The Senate Environment and Public Works Committee voted 13 – 6 Wednesday to favorably report out the nomination of Ho Nieh to become a member of the Nuclear Regulatory Commission.
Democratic Sens. Mark Kelly (Ariz.), Alex Padilla (Calif.) and Sheldon Whitehouse (R.I.) voted along with all 10 Republicans on the committee for Nieh’s nomination.
After garnering some bipartisan support for his nomination, Nieh is slated to go to the full Senate for a confirmation vote at a later day.
The same committee also advanced the nominations of Arthur Graham, Mitch Graves, Jeff Hagood and Randall Jones to be members of the Tennessee Valley Authority board of directors in a 10-to-9 vote.
Whitehouse elected to vote in favor of Nieh despite his concerns “that the mischief and upheaval at the NRC is threatening nuclear safety and regulatory certainty,” he said in his opening statement.
“I expect Mr. Nieh to resist the dangerously misguided political interference that upends decades of bipartisan support for NRC as the safety regulator enabling the nuclear industry’s very existence,” Whitehouse said.
In Nieh’s Oct. 8 nomination hearing, he testified before the Senate committee and said, if confirmed, he would commit to the NRC’s mission of safety and independence as a commissioner.
Among the nominations approved during the committee’s business meeting, Nieh was the only nomination that received votes from Democratic senators.
Nieh was nominated by President Donald Trump on July 30 for an NRC commissioner term that is slated to expire on June 30, 2029.

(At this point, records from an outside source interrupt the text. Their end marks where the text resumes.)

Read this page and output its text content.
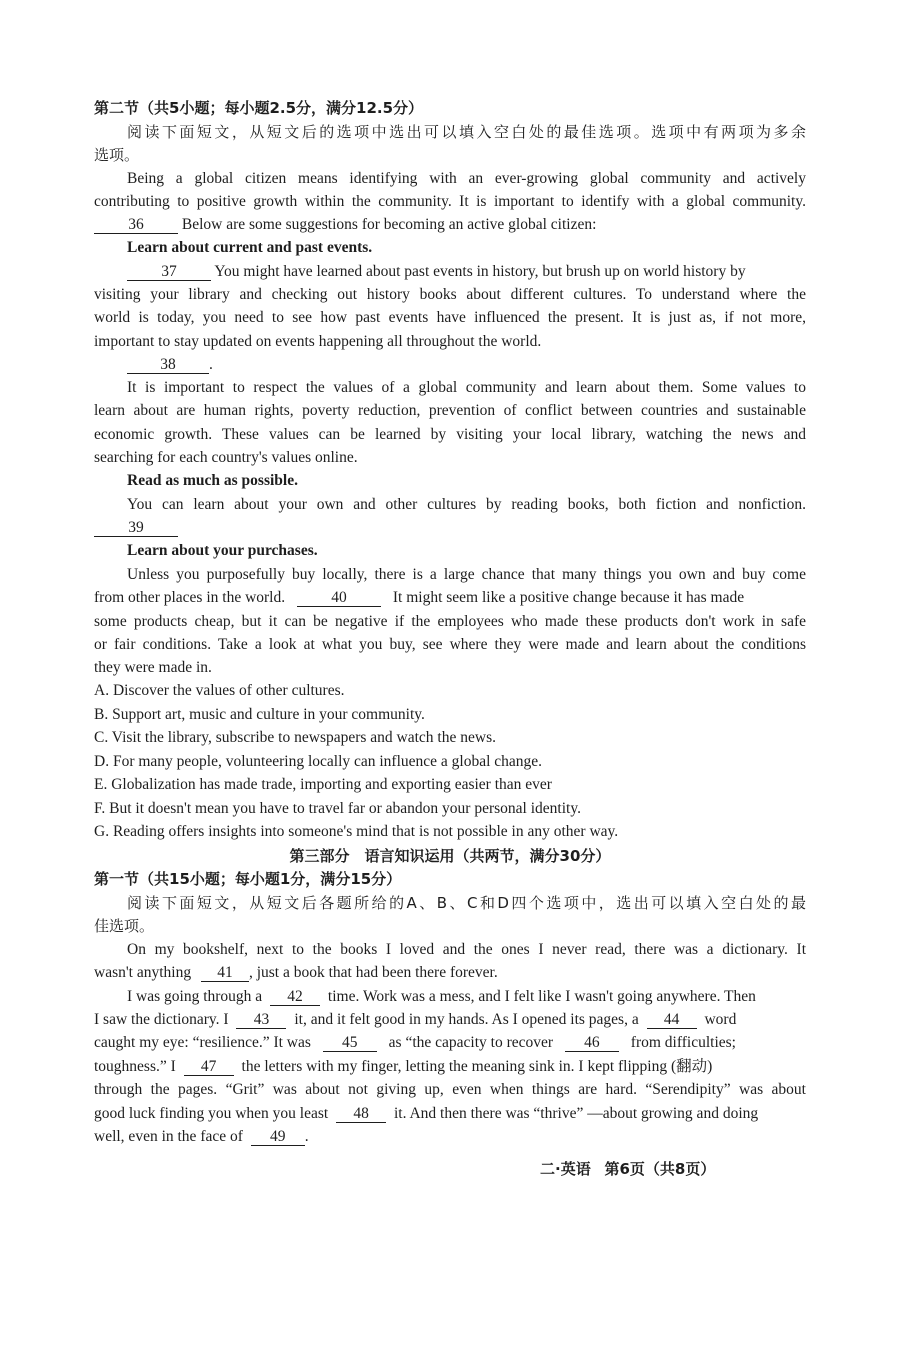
第二节（共5小题；每小题2.5分，满分12.5分）
阅读下面短文，从短文后的选项中选出可以填入空白处的最佳选项。选项中有两项为多余
选项。
Being a global citizen means identifying with an ever-growing global community and actively
contributing to positive growth within the community. It is important to identify with a global community.
36 Below are some suggestions for becoming an active global citizen:
Learn about current and past events.
37 You might have learned about past events in history, but brush up on world history by
visiting your library and checking out history books about different cultures. To understand where the
world is today, you need to see how past events have influenced the present. It is just as, if not more,
important to stay updated on events happening all throughout the world.
38 .
It is important to respect the values of a global community and learn about them. Some values to
learn about are human rights, poverty reduction, prevention of conflict between countries and sustainable
economic growth. These values can be learned by visiting your local library, watching the news and
searching for each country's values online.
Read as much as possible.
You can learn about your own and other cultures by reading books, both fiction and nonfiction.
39
Learn about your purchases.
Unless you purposefully buy locally, there is a large chance that many things you own and buy come
from other places in the world.	40	It might seem like a positive change because it has made
some products cheap, but it can be negative if the employees who made these products don't work in safe
or fair conditions. Take a look at what you buy, see where they were made and learn about the conditions
they were made in.
A. Discover the values of other cultures.
B. Support art, music and culture in your community.
C. Visit the library, subscribe to newspapers and watch the news.
D. For many people, volunteering locally can influence a global change.
E. Globalization has made trade, importing and exporting easier than ever
F. But it doesn't mean you have to travel far or abandon your personal identity.
G. Reading offers insights into someone's mind that is not possible in any other way.
第三部分　语言知识运用（共两节，满分30分）
第一节（共15小题；每小题1分，满分15分）
阅读下面短文，从短文后各题所给的A、B、C和D四个选项中，选出可以填入空白处的最
佳选项。
On my bookshelf, next to the books I loved and the ones I never read, there was a dictionary. It
wasn't anything 41 , just a book that had been there forever.
I was going through a 42 time. Work was a mess, and I felt like I wasn't going anywhere. Then
I saw the dictionary. I 43 it, and it felt good in my hands. As I opened its pages, a 44 word
caught my eye: “resilience.” It was 45 as “the capacity to recover 46 from difficulties;
toughness.” I 47 the letters with my finger, letting the meaning sink in. I kept flipping (翻动)
through the pages. “Grit” was about not giving up, even when things are hard. “Serendipity” was about
good luck finding you when you least 48 it. And then there was “thrive” —about growing and doing
well, even in the face of 49 .
二·英语 第6页（共8页）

Nieh’s nomination came in the same week where chair David Wright was reconfirmed by the Senate to serve as an NRC commissioner and Annie Caputo announced her resignation.
Prior to Nieh’s nomination, former commissioner Christopher Hanson was terminated from his position by Trump on June 13.
Preceding his nomination, Nieh formerly worked for the NRC for over 20 years and served as the director of the Office of Nuclear Reactor Regulation. After retiring from the NRC in 2021, Nieh transitioned to the industry sector and worked recently as the vice president of regulatory affairs for Southern Nuclear.